Why a bulb of garlic spells trouble for the United Kingdom’s trade policy

The Conservatives are clear that they want the freedom to strike trade deals, but less clear on what they want to do with it.

By Stephen Bush

There’s an interesting meme going around pro-Brexit commentators in the wake of Labour’s commitment to remaining in some form of customs union after Brexit: that staying in a customs union with the European Union is regressive, because thanks to the rules of the EU, it costs more for British consumers from the developing world – garlic is the go to example – than it is to buy from the nations of the EU – garlic from France, say – which is bad for the global south.

I say the meme is interesting because it speaks to a striking emerging theme in the Conservatives’ trade policy – such as it is  – which is that no-one seems to have put much thought into what that party’s trade policy should be for.

There are two big problems with the meme, the first of which is that it isn’t true: under the EU’s “Everything But Arms” initiative, all exports from the least developing countries are both tariff-free and quota-free, other than, you guessed it, weapons and armaments.
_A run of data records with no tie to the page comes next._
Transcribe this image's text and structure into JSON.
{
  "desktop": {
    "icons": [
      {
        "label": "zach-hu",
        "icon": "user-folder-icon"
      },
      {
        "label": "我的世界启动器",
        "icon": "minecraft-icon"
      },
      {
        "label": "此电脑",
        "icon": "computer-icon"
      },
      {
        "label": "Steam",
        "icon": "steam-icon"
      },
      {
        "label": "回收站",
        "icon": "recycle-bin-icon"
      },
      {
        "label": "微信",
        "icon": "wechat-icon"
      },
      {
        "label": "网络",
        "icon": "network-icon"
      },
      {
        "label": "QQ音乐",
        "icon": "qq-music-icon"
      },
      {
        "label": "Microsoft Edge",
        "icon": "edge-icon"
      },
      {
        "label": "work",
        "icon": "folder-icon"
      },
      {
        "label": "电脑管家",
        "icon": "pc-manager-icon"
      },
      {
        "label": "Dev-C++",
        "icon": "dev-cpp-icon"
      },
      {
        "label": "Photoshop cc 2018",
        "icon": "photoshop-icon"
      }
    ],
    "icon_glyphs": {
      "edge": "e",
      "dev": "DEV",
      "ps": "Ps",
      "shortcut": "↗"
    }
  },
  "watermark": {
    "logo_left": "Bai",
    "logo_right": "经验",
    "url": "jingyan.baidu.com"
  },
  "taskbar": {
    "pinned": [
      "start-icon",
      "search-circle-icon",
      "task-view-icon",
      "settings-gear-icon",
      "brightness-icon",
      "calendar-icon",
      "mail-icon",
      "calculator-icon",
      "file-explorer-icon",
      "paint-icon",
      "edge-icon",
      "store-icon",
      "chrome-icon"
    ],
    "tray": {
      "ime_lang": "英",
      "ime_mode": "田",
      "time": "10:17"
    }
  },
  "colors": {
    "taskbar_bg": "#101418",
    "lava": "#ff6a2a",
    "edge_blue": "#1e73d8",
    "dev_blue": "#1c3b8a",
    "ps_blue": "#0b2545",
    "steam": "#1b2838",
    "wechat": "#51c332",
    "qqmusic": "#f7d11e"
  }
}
In any case, the biggest exporter of garlic to the United Kingdom is China, who are not covered by EBA and aren’t – spoiler alert – in the EU.

The other problem is that it is not necessarily the case that it is in the interests of the United Kingdom to buy more or as much of its garlic from the global south as it does from western Europe. If British trade policy is solely an extension of its international development policy, maybe. If British trade policy has any interest in increasing food security here at home, it’s palpably not the case. If anything, we may want more domestic agriculture after Brexit, not less. 

For many on Whitehall, it comes back to Theresa May’s original sin in creating the Department of International Trade as a free-standing department, rather than an outgrowth of either the Foreign Office or the Business department, which means that its major brief will always be to make deals rather than as part of a wider foreign or economic policy brief.

All of which speaks to the wider problem with British trade policy after Brexit, which is that it largely exists at an elite level as a stick to beat Remainers with, or a prize to be revealed when people look back and ask what the United Kingdom got out of leaving. Viewed through that lens, what matters is doing trade deals as quickly as possible, and the contents and how they fit into the United Kingdom’s wider economic, environmental and foreign policy objectives can wait for another time.